Литмир - Электронная Библиотека

Около девяти вечера, казалось, все местные жители и жители близлежащих поселков уже полностью собрались на стадионе. Когда перестала играть фоновая музыка и должна была начаться живая от ВИА, на сцену вышел директор шахты. Он уверенным шагом подошел к микрофону, откашлявшись и извинившись, начал говорить заученную речь. Несмотря на свой высокий статус, он все равно волновался. «Волнуется! – думали люди. – Значит, есть о чем врать!» Но никакие замешательства не могут сбить с толку опытного директора! И вот уже через минуту после неудачного начала окрепшим голосом он продолжает говорить о том, что угольная отрасль сейчас переживает нелегкие времена, о том, что добывать уголь становится все сложнее и опаснее, что из-за недостаточного финансирования не всегда получается вовремя выдавать заработную плату работникам и так далее и так далее. Затронув проблемы современного общества, он также акцентировал внимание на нашей молодежи, на ее далеких от совершенства идеалах и кумирах. Говорил он увлеченно, но долго, чем успел надоесть слушающим. А кем, собственно, был этот директор? Наверно, никто из собравшихся здесь людей этого не знал! Да и никогда славянский народ не ведал, откуда берутся эти вожди пролетариата. И что, вообще, мог знать этот директор? Знал ли он о тех тяжелых часах ночных смен шахтеров? Знал ли о том «черном» настроении мужчин, которое прочно обосновалось в душах, как уголь под землей? А что он мог сказать о современной молодежи, у которой не было больше другого выбора, как идти после окончания школы работать на шахту? Если уголь принадлежал народу, то почему этому народу так тяжело жилось? Мог ли что-нибудь лично или косвенно сделать этот пресыщенный директор для зависящего от угля народа? Конечно, директором было сказано много и верного, и умного, но были ли предприняты попытки для решения проблем? Нет! В общем, главу шахты никто и не слушал, не хотел и не пытался слушать, потому что его обещания повторялись из года в год, но никогда не выполнялись.
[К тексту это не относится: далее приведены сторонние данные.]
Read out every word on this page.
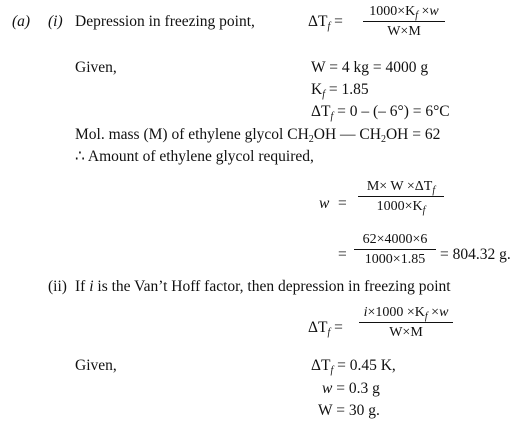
(a) (i) Depression in freezing point,	$\Delta T_f$ =
$1000\times K_f \times w$
W×M
Given,	W = 4 kg = 4000 g
$K_f = 1.85$
$\Delta T_f = 0$ – (– 6°) = 6°C
Mol. mass (M) of ethylene glycol $CH_2OH$ — $CH_2OH = 62$
∴ Amount of ethylene glycol required,
w =
$M\times W \times\Delta T_f$
$1000\times K_f$
=
62×4000×6
1000×1.85 = 804.32 g.
(ii) If i is the Van’t Hoff factor, then depression in freezing point
$\Delta T_f$ =
$i\times 1000 \times K_f \times w$
W×M
Given,	$\Delta T_f = 0.45$ K,
w = 0.3 g
W = 30 g.
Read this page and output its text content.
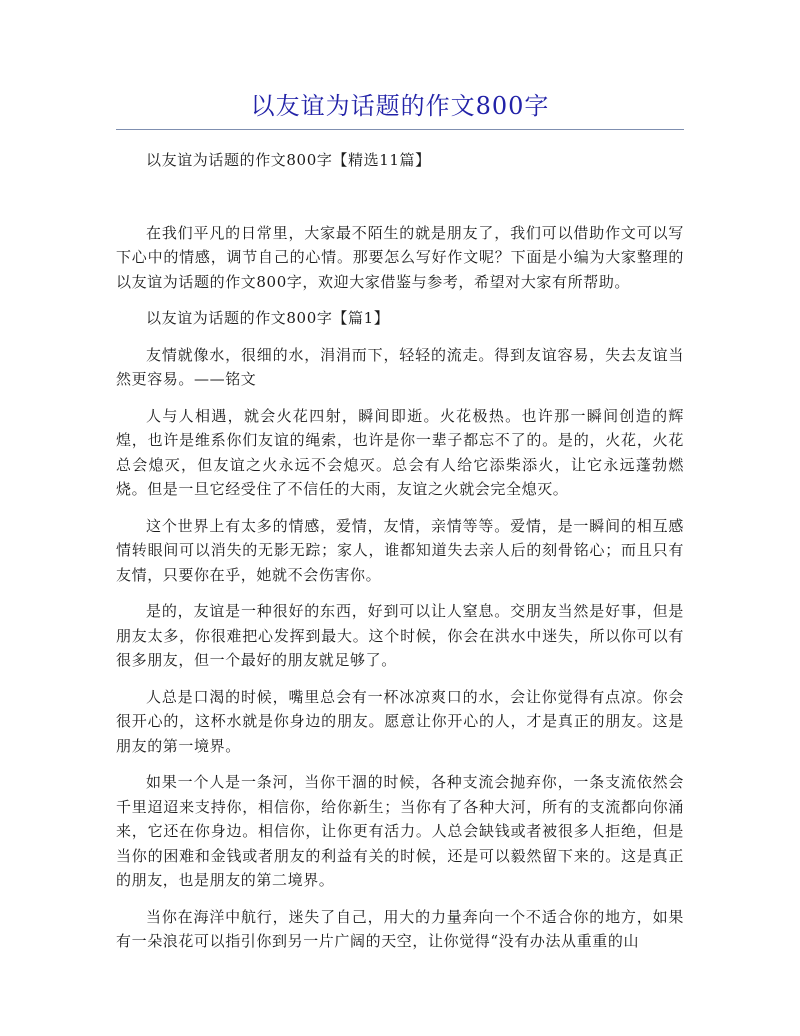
以友谊为话题的作文800字

以友谊为话题的作文800字【精选11篇】

在我们平凡的日常里，大家最不陌生的就是朋友了，我们可以借助作文可以写下心中的情感，调节自己的心情。那要怎么写好作文呢？下面是小编为大家整理的以友谊为话题的作文800字，欢迎大家借鉴与参考，希望对大家有所帮助。

以友谊为话题的作文800字【篇1】

友情就像水，很细的水，涓涓而下，轻轻的流走。得到友谊容易，失去友谊当然更容易。——铭文

人与人相遇，就会火花四射，瞬间即逝。火花极热。也许那一瞬间创造的辉煌，也许是维系你们友谊的绳索，也许是你一辈子都忘不了的。是的，火花，火花总会熄灭，但友谊之火永远不会熄灭。总会有人给它添柴添火，让它永远蓬勃燃烧。但是一旦它经受住了不信任的大雨，友谊之火就会完全熄灭。

这个世界上有太多的情感，爱情，友情，亲情等等。爱情，是一瞬间的相互感情转眼间可以消失的无影无踪；家人，谁都知道失去亲人后的刻骨铭心；而且只有友情，只要你在乎，她就不会伤害你。

是的，友谊是一种很好的东西，好到可以让人窒息。交朋友当然是好事，但是朋友太多，你很难把心发挥到最大。这个时候，你会在洪水中迷失，所以你可以有很多朋友，但一个最好的朋友就足够了。

人总是口渴的时候，嘴里总会有一杯冰凉爽口的水，会让你觉得有点凉。你会很开心的，这杯水就是你身边的朋友。愿意让你开心的人，才是真正的朋友。这是朋友的第一境界。

如果一个人是一条河，当你干涸的时候，各种支流会抛弃你，一条支流依然会千里迢迢来支持你，相信你，给你新生；当你有了各种大河，所有的支流都向你涌来，它还在你身边。相信你，让你更有活力。人总会缺钱或者被很多人拒绝，但是当你的困难和金钱或者朋友的利益有关的时候，还是可以毅然留下来的。这是真正的朋友，也是朋友的第二境界。

当你在海洋中航行，迷失了自己，用大的力量奔向一个不适合你的地方，如果有一朵浪花可以指引你到另一片广阔的天空，让你觉得“没有办法从重重的山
После часового монолога, наградив грамотами лучших работников отрасли, выступавший наконец-то закончил. Заскучавший народ только этого и ждал! На сцену вышли музыканты. Ничуть не смущаясь взглядов людей, они бодро начали свое живое выступление. И народ почти сразу отошел от тяжелых речей и продолжил гулять, закончив далеко за полночь. Никто и не помышлял грустить.

День шахтера всегда ассоциировался с началом нового трудового сезона, являлся своего рода стартовой площадкой для перемен. Пересматривались старые приоритеты и появлялись новые, ставились смелые цели с учетом возросших потребностей и возможностей современной жизни. Людям хотелось в это верить.

***

Без особых потрясений минуло три года.

10

– Как так можно, а?! Ты ведь еще только первую неделю в школу ходишь, а уже получил замечание от учителя! – мать теребила в руке дневник Влада. – Вот Глеб сейчас придет! Пусть он займется твоим воспитанием!

– Мам, ну не говори ему, пожалуйста, я так больше не буду!

– Не знаю! Посмотрю еще! – строго заключила мать.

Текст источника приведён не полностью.